Redbubble founder Martin Hosking retakes the reins
The management shake-up is part of a review of Redbubble’s strategy and its operations.
Redbubble founder Martin Hosking has been forced to retake the reins of his company, with the listed online artwork marketplace showing its CEO Barry Newstead the door.
Mr Hosking, the largest shareholder in Redbubble, stepped down as CEO in 2018 and has been appointed interim CEO.
Mr Newstead was the chief operating officer of the company prior to his stint as CEO. His departure comes despite Redbubble saying its results for the first half of fiscal 2020 should land within guidance.
Redbubble expects its operating revenues to lift 25 per cent in the period and register positive cash flow for full year 2020.
Company chair Richard Cawsey said that the management shake-up was part of a review of Redbubble’s strategy and its operations.
“Following extensive deliberations, the non-executive directors have decided that a change in leadership is necessary.”
Mr Newstead said he had achieved some significant milestones during is time at the company.
“I am proud of my track record at RB Group and especially of the successful fundraising, acquisition and embedding of TeePublic and hitting the key milestone of our first positive operating EBITDA as a listed company in our 2019 FY,” Mr Newstead said.
Redbubble posted operating profit of $3.4m in fiscal 2019 compared to an operating loss of $3.8m in the previous year.
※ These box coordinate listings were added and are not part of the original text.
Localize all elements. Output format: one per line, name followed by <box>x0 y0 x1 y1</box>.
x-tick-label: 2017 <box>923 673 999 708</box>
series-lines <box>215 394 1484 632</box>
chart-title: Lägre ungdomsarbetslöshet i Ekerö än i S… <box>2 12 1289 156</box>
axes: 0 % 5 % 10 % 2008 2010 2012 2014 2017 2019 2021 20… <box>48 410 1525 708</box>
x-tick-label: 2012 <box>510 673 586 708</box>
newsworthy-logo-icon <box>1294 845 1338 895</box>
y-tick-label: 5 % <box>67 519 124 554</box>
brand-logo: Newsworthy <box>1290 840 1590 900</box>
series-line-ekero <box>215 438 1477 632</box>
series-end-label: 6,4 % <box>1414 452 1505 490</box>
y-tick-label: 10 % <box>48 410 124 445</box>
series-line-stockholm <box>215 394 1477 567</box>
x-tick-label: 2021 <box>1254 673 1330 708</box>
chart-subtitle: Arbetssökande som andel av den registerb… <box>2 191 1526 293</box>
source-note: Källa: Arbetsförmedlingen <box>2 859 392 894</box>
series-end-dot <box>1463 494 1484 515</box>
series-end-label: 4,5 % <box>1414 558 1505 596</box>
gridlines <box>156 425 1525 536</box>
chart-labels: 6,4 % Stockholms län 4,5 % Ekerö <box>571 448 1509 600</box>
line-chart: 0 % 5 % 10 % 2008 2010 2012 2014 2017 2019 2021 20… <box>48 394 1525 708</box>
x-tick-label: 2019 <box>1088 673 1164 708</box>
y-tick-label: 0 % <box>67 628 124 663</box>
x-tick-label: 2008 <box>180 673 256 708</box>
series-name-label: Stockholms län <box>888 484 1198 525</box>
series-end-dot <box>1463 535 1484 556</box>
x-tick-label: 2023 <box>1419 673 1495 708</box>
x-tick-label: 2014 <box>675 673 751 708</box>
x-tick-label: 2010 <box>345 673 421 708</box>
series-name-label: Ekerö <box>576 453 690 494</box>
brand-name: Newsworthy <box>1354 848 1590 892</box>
However, its final earnings before interest, taxes, depreciation, and amortisation (EBITDA) was still in the red with a loss of $3.8m, weighed down by losses from “other income/expenses” more than doubling to $7.3m.
Redbubble bought US rival TeePublic in 2018 for $57.7m.
Mr Cawsey said on Tuesday that Redbubble’s fundamentals remain strong.
“We are a market leader in our industry and have a unique business that is difficult to replicate, with strong fundamentals and a demonstrated growth strategy.”
“The company’s focus must be on core business and investing in the opportunities before the company,” he said.